Nevertheless, when no improvement is experienced in the case of patients who suffer from considerable testicular discomfort, surgical treatment can be beneficial. Several surgical techniques, such as epididymectomy,2,9 vasovasostomy3 and orchiectomy,1 have been described with the objective of providing definitive relief for CTP. However, the results were not very significant until the advent of spermatic cord denervation.5,6,10 Selective microsurgical transection may result in lasting relief from CTP, as the pain in that region is mediated by the scrotal and spermatic branches of the genitofemoral and ilioinguinal nerves, as well as by sympathetic fibers that accompany the testicular artery.
Previous studies using this technique have shown success rates varying from 71 to 96%.4,5,6,7,10 There has been one recent long-term study that evaluated 79 patients and performed this technique with a mean follow-up of 20.3 months. The study demonstrated similar results: 71% of the surgeries were successful, 17% of patients experienced partial pain relief and 12% showed no pain relief.10 In our study, 70% of the patients were cured and 20% reported improvements in pain levels. Both of our patient populations no longer use any analgesic medications, even two years after the procedure.
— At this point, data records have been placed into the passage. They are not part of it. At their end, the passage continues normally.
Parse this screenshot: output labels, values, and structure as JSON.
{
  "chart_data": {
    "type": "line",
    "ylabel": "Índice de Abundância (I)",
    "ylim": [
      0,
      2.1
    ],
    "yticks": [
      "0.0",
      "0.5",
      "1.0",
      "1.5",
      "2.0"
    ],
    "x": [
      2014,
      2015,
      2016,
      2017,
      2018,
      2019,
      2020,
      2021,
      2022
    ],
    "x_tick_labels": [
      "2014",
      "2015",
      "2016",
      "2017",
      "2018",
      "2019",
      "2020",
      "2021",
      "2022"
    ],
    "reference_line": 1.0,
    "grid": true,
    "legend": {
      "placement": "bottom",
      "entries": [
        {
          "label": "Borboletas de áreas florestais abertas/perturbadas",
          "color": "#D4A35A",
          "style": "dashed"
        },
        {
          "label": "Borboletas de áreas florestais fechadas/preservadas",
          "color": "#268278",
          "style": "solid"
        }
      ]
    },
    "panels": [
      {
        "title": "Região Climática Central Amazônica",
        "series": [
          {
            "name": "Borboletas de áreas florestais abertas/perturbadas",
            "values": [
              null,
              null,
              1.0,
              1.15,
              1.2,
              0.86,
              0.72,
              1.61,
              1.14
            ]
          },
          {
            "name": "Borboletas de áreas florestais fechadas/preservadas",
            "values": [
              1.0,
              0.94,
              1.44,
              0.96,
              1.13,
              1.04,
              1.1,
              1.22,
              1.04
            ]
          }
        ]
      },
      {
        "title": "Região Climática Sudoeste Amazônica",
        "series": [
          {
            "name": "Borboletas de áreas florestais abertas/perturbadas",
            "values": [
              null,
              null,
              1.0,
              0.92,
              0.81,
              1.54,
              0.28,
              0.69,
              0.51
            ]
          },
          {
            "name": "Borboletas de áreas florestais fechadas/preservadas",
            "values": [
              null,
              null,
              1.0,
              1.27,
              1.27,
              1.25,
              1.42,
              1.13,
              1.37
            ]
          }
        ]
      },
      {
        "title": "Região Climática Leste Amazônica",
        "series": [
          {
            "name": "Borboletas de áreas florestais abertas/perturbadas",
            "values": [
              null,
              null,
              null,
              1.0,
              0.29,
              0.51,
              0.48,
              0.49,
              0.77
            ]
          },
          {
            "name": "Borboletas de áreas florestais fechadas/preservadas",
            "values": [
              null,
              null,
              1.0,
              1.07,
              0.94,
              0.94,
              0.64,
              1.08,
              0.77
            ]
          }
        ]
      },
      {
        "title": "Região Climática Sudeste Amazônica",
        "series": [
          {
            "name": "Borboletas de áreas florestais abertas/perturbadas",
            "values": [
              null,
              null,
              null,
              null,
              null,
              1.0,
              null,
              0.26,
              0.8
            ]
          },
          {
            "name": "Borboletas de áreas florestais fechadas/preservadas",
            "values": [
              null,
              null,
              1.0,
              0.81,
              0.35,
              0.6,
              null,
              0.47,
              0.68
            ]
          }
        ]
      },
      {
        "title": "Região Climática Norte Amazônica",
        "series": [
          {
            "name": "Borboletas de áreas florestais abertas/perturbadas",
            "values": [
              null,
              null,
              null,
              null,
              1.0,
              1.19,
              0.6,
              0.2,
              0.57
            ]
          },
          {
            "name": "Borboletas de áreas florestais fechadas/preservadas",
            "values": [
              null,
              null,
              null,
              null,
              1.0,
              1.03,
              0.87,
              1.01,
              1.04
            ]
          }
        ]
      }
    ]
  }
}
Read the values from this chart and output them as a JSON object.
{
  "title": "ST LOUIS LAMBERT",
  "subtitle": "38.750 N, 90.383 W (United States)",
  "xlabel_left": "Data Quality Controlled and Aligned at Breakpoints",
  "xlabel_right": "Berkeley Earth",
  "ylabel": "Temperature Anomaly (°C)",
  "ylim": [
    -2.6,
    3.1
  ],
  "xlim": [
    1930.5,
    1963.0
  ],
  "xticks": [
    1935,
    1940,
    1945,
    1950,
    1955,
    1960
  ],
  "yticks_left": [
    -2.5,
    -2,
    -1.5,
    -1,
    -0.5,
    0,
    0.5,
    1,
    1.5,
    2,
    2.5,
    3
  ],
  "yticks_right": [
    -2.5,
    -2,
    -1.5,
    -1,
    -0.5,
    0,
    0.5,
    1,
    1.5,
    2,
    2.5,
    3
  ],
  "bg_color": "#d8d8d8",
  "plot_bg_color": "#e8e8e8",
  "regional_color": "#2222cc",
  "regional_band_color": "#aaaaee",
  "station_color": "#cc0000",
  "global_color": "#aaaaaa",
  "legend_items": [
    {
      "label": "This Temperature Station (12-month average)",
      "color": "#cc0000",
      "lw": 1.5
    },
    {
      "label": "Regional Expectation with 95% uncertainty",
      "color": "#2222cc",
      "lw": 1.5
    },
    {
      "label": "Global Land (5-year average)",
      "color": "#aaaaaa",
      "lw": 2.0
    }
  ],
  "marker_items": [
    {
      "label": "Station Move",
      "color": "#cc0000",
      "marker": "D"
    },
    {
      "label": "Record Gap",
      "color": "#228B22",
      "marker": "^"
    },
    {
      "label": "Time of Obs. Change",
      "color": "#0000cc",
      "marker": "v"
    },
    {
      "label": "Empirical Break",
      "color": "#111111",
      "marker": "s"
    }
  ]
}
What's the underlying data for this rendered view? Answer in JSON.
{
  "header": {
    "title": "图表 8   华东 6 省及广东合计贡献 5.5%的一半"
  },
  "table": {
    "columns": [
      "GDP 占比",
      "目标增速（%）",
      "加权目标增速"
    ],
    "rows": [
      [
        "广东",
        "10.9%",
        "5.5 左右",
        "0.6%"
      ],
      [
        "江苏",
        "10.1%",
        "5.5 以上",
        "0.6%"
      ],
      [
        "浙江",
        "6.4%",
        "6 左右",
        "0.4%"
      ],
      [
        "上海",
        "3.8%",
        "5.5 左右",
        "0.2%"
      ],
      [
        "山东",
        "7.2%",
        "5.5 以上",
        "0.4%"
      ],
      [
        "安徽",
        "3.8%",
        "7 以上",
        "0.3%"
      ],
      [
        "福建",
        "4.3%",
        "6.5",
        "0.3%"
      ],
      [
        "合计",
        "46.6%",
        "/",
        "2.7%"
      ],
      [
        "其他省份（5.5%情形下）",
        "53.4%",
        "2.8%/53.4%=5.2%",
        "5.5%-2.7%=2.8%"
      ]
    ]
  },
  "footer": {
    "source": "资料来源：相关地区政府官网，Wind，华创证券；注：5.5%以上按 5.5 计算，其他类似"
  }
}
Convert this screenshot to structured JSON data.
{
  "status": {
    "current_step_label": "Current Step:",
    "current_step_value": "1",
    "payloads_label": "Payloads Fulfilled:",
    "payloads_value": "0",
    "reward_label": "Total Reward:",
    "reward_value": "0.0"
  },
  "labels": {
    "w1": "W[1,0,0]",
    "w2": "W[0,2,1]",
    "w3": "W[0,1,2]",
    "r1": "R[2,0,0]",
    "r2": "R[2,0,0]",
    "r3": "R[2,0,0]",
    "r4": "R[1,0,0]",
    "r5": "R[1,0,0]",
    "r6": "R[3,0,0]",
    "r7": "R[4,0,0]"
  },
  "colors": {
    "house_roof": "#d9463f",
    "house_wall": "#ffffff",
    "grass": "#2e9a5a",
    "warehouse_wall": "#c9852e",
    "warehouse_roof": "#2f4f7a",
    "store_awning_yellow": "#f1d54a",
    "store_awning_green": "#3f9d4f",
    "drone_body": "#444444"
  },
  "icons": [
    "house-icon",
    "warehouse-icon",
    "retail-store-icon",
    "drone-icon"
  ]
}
A majority of CTP cases can be resolved with careful orientation of the patient regarding the pain and with appropriate propaedeutic assistance. For patients who encounter great discomfort and for those who have already undergone multiple unsuccessful treatments, the microsurgical testicular denervation method may represent a promising approach.
Microsurgical testicular denervation may be a useful technique for treating severe cases of refractory CTP. In our study, it was associated with a success rate of 90%. The procedure allows patients to discontinue long-term medications, and alleviates the physical and psychological suffering associated with this condition.